Nascido em 1987, vive e trabalha em Ribeirão Preto, Brasil. Curador independente, é graduando em Comunicação Social pela Universidade de Ribeirão Preto. Realizou projetos institucionais e autônomos, como 748.600 para o Paço das Artes de São Paulo e Santander Cultural de Recife (dentro do projeto Novos Curadores); Página Inicial, para o SESC, Ribeirão Preto; Arsênico, para a Faculdade de Medicina da Universidade de São Paulo e Técnicas de Desaparecimento em Guantánamo, Cuba. Em 2012, participou como conferencista do 8º Festival de Performance de Cali, Colômbia. Foi curador residente na Cidade do México (Residência Artística por Intercâmbio) e orientado por Adriano Pedrosa no projeto Laboratório Curatorial. Atualmente é participante do programa Máquina de Escrever do Capacete.
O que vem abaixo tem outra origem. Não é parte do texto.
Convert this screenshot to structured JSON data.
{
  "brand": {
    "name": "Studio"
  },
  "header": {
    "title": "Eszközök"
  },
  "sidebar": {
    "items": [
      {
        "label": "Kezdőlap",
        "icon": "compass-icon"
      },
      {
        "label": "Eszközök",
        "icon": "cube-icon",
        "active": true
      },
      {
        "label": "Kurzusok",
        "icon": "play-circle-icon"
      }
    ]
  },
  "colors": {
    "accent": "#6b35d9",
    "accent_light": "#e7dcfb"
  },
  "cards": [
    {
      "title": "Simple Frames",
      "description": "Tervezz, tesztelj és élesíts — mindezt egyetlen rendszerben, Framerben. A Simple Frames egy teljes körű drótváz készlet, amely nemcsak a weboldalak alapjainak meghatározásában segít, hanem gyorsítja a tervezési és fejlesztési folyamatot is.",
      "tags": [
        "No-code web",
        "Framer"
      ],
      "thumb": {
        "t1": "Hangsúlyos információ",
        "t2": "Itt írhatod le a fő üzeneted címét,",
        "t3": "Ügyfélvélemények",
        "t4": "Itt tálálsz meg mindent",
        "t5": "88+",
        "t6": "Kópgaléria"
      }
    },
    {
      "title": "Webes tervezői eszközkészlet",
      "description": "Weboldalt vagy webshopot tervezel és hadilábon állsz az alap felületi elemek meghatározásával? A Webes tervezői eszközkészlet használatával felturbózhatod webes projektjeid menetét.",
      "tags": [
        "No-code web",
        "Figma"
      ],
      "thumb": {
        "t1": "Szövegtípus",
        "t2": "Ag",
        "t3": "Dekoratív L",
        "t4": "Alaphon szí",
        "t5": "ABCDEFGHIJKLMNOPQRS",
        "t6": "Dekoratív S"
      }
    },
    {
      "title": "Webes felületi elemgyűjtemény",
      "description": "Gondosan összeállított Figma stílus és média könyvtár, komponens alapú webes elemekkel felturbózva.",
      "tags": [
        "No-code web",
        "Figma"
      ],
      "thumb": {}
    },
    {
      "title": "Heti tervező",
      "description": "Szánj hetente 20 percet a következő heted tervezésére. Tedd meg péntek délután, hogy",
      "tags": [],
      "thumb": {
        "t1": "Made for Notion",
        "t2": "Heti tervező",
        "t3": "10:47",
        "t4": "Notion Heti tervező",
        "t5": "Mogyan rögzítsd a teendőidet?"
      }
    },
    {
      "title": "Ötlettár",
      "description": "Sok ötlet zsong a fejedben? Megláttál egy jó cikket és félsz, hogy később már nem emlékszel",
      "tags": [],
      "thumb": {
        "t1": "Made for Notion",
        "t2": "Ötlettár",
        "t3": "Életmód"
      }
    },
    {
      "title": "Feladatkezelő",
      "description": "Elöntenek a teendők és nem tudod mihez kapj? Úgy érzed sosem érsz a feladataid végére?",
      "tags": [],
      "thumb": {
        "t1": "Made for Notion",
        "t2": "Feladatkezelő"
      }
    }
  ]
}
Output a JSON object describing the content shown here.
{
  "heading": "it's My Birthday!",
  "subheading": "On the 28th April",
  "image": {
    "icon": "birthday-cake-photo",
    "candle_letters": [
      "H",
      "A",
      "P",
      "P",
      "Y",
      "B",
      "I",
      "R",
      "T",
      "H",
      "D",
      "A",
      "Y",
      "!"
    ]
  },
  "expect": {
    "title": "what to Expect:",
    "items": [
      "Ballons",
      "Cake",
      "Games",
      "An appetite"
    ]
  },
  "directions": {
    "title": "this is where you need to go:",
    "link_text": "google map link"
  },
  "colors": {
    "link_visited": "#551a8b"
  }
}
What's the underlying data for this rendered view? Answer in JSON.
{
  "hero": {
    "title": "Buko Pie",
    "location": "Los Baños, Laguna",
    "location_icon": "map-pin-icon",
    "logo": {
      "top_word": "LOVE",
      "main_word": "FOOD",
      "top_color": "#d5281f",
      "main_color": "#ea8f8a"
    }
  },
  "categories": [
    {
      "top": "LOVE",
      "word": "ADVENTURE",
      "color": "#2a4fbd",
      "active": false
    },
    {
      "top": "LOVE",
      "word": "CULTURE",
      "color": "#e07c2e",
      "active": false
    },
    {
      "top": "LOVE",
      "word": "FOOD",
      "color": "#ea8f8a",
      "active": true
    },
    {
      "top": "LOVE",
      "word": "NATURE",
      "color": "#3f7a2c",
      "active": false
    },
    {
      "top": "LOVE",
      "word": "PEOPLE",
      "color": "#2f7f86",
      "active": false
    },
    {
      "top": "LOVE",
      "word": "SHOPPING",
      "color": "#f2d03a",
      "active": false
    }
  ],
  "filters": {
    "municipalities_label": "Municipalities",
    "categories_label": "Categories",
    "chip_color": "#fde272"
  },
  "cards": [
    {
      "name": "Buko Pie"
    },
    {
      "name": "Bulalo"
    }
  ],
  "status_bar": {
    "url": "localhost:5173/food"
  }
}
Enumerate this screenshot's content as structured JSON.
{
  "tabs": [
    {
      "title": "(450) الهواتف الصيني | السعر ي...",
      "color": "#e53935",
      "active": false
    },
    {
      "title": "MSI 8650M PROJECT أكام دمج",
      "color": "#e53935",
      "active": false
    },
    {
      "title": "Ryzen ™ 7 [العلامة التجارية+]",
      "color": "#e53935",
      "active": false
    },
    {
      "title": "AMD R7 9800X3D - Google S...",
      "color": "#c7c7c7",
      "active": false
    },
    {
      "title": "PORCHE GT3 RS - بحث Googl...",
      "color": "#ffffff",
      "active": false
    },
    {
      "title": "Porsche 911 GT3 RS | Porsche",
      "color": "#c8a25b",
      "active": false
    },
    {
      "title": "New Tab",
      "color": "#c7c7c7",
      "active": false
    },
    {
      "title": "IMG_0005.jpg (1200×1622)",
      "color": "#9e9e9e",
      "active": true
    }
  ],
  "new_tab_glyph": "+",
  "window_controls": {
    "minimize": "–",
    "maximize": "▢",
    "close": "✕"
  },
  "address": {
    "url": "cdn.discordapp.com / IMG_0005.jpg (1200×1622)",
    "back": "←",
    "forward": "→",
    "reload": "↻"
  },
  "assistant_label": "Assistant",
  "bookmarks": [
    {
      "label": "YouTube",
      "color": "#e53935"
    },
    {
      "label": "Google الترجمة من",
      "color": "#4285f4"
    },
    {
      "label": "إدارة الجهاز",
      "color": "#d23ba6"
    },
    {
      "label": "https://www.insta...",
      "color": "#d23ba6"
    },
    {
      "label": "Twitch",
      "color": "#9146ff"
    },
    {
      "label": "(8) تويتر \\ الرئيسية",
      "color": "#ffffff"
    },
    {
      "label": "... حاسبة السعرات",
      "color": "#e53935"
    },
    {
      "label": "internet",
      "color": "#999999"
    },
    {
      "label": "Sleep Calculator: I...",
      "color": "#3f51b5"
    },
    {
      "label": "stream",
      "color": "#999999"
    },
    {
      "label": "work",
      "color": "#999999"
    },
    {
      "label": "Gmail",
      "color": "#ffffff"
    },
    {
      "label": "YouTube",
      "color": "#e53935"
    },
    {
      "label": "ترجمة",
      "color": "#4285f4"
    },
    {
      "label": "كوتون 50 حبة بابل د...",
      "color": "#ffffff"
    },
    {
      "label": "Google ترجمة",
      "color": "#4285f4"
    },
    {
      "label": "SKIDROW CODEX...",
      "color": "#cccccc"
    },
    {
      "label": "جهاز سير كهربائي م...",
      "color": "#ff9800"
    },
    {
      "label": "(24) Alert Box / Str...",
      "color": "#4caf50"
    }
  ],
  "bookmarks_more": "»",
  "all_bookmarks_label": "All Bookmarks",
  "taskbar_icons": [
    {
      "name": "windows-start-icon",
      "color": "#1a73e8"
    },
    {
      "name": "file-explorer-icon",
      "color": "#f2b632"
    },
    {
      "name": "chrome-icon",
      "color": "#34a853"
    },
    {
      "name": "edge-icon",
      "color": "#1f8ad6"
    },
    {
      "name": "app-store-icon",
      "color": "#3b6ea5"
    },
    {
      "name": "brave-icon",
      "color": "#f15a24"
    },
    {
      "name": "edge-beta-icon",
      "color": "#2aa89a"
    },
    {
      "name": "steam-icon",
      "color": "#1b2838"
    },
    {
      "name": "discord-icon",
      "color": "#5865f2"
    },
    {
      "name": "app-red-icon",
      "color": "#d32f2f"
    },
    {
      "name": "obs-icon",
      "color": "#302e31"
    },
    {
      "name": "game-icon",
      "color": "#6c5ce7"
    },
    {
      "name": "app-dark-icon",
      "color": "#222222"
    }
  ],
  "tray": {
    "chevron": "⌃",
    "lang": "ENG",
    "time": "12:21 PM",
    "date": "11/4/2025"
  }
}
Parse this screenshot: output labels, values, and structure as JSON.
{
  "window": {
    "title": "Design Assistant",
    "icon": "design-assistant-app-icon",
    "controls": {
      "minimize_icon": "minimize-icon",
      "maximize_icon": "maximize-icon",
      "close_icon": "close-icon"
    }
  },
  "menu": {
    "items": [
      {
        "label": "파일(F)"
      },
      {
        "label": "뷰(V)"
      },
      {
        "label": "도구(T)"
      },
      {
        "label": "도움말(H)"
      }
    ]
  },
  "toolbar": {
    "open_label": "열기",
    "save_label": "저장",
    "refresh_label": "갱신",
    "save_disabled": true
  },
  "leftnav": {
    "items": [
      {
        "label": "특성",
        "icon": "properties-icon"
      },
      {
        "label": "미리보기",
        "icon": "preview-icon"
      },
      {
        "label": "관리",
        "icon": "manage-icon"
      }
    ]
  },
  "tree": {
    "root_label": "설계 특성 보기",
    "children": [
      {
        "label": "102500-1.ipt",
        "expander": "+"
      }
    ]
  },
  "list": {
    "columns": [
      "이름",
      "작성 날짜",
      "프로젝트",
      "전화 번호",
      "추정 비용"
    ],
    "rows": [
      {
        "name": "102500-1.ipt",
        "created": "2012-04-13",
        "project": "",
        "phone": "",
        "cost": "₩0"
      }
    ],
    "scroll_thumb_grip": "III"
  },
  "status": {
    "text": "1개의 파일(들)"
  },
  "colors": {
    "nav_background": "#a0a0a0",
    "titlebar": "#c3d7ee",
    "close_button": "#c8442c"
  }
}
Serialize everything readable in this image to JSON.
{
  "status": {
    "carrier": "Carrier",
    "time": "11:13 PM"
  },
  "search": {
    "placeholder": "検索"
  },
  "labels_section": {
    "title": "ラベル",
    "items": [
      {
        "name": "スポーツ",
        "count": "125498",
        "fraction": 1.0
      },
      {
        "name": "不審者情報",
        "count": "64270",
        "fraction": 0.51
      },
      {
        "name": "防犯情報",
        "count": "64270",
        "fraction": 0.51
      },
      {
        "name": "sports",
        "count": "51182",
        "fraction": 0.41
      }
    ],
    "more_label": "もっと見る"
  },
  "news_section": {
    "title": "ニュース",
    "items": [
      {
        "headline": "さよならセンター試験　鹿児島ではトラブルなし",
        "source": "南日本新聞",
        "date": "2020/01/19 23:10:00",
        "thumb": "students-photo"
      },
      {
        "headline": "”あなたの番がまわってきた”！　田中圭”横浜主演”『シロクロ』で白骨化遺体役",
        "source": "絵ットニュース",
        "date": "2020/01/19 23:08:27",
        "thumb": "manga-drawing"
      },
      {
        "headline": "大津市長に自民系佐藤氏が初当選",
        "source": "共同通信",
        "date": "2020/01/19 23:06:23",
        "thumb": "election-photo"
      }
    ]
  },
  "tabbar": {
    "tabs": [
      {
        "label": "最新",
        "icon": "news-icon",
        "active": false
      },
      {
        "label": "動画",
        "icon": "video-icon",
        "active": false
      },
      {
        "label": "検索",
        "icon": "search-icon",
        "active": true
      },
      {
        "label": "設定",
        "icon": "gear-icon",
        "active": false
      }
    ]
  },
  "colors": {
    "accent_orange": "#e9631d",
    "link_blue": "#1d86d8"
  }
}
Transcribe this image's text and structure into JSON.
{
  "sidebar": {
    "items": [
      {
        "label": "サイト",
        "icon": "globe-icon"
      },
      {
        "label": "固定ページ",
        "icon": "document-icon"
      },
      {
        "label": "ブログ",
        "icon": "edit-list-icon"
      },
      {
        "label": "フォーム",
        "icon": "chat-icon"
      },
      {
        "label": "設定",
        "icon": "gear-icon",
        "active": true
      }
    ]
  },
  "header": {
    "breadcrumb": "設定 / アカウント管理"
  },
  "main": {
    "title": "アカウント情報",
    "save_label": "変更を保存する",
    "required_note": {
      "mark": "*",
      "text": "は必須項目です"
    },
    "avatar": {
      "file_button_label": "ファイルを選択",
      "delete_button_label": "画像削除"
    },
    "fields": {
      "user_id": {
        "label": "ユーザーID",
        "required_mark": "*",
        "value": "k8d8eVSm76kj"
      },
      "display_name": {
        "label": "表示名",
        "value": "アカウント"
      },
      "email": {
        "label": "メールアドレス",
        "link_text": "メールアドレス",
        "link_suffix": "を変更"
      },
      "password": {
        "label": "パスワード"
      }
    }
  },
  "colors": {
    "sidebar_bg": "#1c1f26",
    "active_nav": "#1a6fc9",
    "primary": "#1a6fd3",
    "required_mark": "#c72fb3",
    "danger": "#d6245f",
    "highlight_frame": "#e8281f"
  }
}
Ricardo Corona Curador Convidado


É escritor, editor e pesquisador. Mestre em Estudos Literários (UFPR, 2010), atuando nos seguintes campos: poesia contemporânea brasileira e hispano-americana, estudos de relação entre as áreas artísticas (performance, poesia sonora, artes visuais), tradução, linguagem e cultura. É autor dos livros ¿Ahn? (Madri: Poetas de Cabra, 2012 – indicado ao prêmio Ausiás March de Mejor Poemario 2012), Curare (São Paulo: Iluminuras, 2011 - Prêmio Petrobras e finalista do Jabuti/2012), Amphibia (Porto: Cosmorama, 2009), Tortografia, com Eliana Borges (Iluminuras, 2003), entre outros. Participa do livro La poesía de Arturo Carrera, organizado por Nancy Fernández e Juan Duchesne Winter (Universidade de Pittsburgh, 2010). Com Eliana Borges editou as revistas de poesia e arte Medusa (1998-2000) e Oroboro (2004-2006) e, atualmente, com Eliana Borges e Joana Corona, edita a revista Bólide, de literatura e arte. Integrou os projetos de curadoria: Nomos performance (Caixa Cultural, 2009) e das mostras Apegos - Valêncio Xavier e Wilson Bueno, MGCC, 2010; 2012: Proposições sobre o futuro, Curitiba, MAC e I Ornitorrinco - modos transitivos de criação, Curitiba, 2013.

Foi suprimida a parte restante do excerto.